Yeni Asya Vakfı, İstanbul Yeni Asya Okuyucuları tarafından düzenlenen aylık seminerler kapsamında anlamlı bir faaliyete ev sahipliği yaptı.
İstanbul - İsmail TEZER
Gazetemiz yazarlarından Sebahattin Yaşar, “Vicdan” başlıklı sunumuyla dinleyicilere vicdanın şahsî ve toplumsal hayattaki önemini Risale-i Nur ekseninde anlattı.
Yaşar, sunumunun başında “Neden Vicdan?” sorusunu sorarak, günümüzde fertler, aileler ve toplumlar arasında artan şikâyetlerin temelinde “örselenmiş ve katılaşmış” bir vicdan olgusunun yattığına dikkat çekti. Aile içi kavgalar, boşanmalar ve toplumsal huzursuzlukların, hayattan çekilen vicdanı yeniden gündeme getirdiğini belirtti.
PROBLEMLERİN ÇÖZÜMÜ VİCDAN EĞİTİMİNDE
Eğitimci-yazar Sebahattin Yaşar, evde, okulda ve iş hayatında karşılaşılan problemlerin çözümünün, vicdanı yeniden ayağa kaldırmaktan geçtiğini vurguladı. Vicdan temelinin erken çocuklukta ailede atıldığını belirten Yaşar, “Ailedeki vicdan eğitimine dikkat etmeli, evleri birer medrese-i Nuriyeye çevirmeliyiz” dedi.
Yaşar, vicdan eğitiminin ve güçlü bir vicdanın kişiye ve topluma sağlayacağı faydaları ise şöyle sıraladı:
Ahlâkî bir rehberdir: Vicdanı güçlü insan, ahlâktan uzaklaşmaz.
Toplumsal düzeni sağlar: Vicdanlı insan, hak ve hukuka riayet eder, toplumda huzur ve güveni tesis eder.
Sorumluluk duygusunu geliştirir: Kişi, davranışlarının sonuçlarını düşünerek hareket eder.
İç huzuru sağlar: Vicdanına göre hareket eden kişi, yaptığı işin doğruluğuna inandığı için iç huzur duyar.
İnsanı insan yapan bir özelliktir: Merhamet ve adalet gibi duyguların kaynağı vicdandır.
RİSALE-İ NUR PERSPEKTİFİNDEN VİCDAN
Yaşar, Nursî’nin vicdanı “âlem-i gayb ile âlem-i şehadet ortasında bir buluşma noktası” olarak tanımladığını aktardı. Bu tanıma göre vicdan, “yalan söylemeyen” ve Allah’ın ilhamının bir tecellî noktasıdır.

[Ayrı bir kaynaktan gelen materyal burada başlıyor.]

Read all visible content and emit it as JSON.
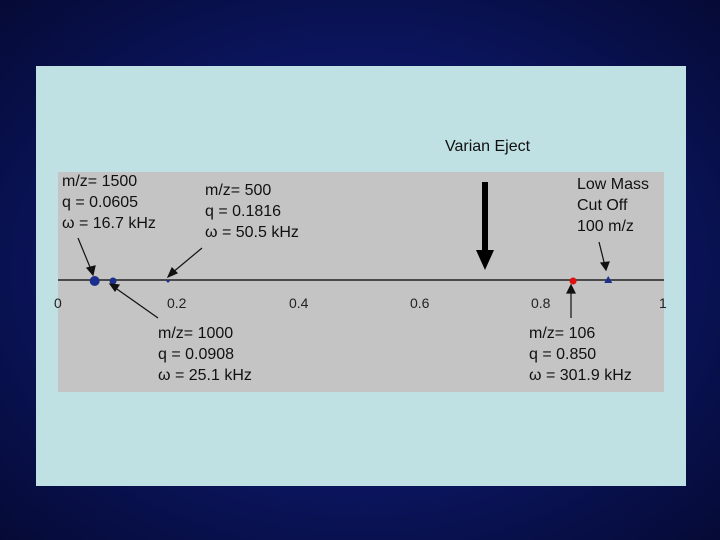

Bediüzzaman’a göre vicdanın dört temel unsuru olduğunu belirten Yaşar, bunları irade, zihin, his ve latife-i Rabbaniye olarak açıkladı. Bu dört unsurun gayesinin ise sırasıyla Allah’a ibadet, Allah’ı tanımak (marifetullah), Allah’ı sevmek (muhabbetullah) ve İlâhî tecellileri gözlemlemek (müşahedetullah) olduğunu ifade etti.
VİCDANIN EN GÜÇLÜ BESLENME KAYNAĞI İMAN
Günahların vicdanı kararttığını ve vicdanî rahatsızlığı zamanla zayıflattığını belirten Yaşar, “Vicdanı kararmış bir insan için hak, hukuk, adalet diye bir şey kalmaz” dedi. Risale-i Nur’un bu noktada manevî bir tedavi sunduğunu vurgulayan Yaşar, imanın vicdanın en güçlü beslenme kaynağı olduğunu belirtti. İmanla kuvvetlenen vicdanın, insanı doğru ve faydalı adımlar atmaya yönelttiğini söyledi. Yaşar, özellikle İhlâs ve Uhuvvet Risaleleri gibi eserlerin, insanı bencillik, haset ve tarafgirlik gibi vicdanı zedeleyen hastalıklardan arındırarak iç huzuru sağladığını dile getirdi.
AİLEDE SEVGİ TEMELLİ VİCDAN EĞİTİMİ
Yaşar, ailede vicdan eğitiminin korkuyla değil, sevgiyle yapılması gerektiğini vurguladı. Bediüzzaman’ın “Bu zamanın cihadı, muhabbet ve tahabbübledir, tahvif ile değildir” sözüne atıfta bulunarak, korkutarak değil sevdirerek yapılan bir eğitimin çok daha kalıcı ve güçlü olduğunu belirtti.
Seminer sonunda eğitimci-yazar Sebahattin Yaşar, kitaplarını imzaladı.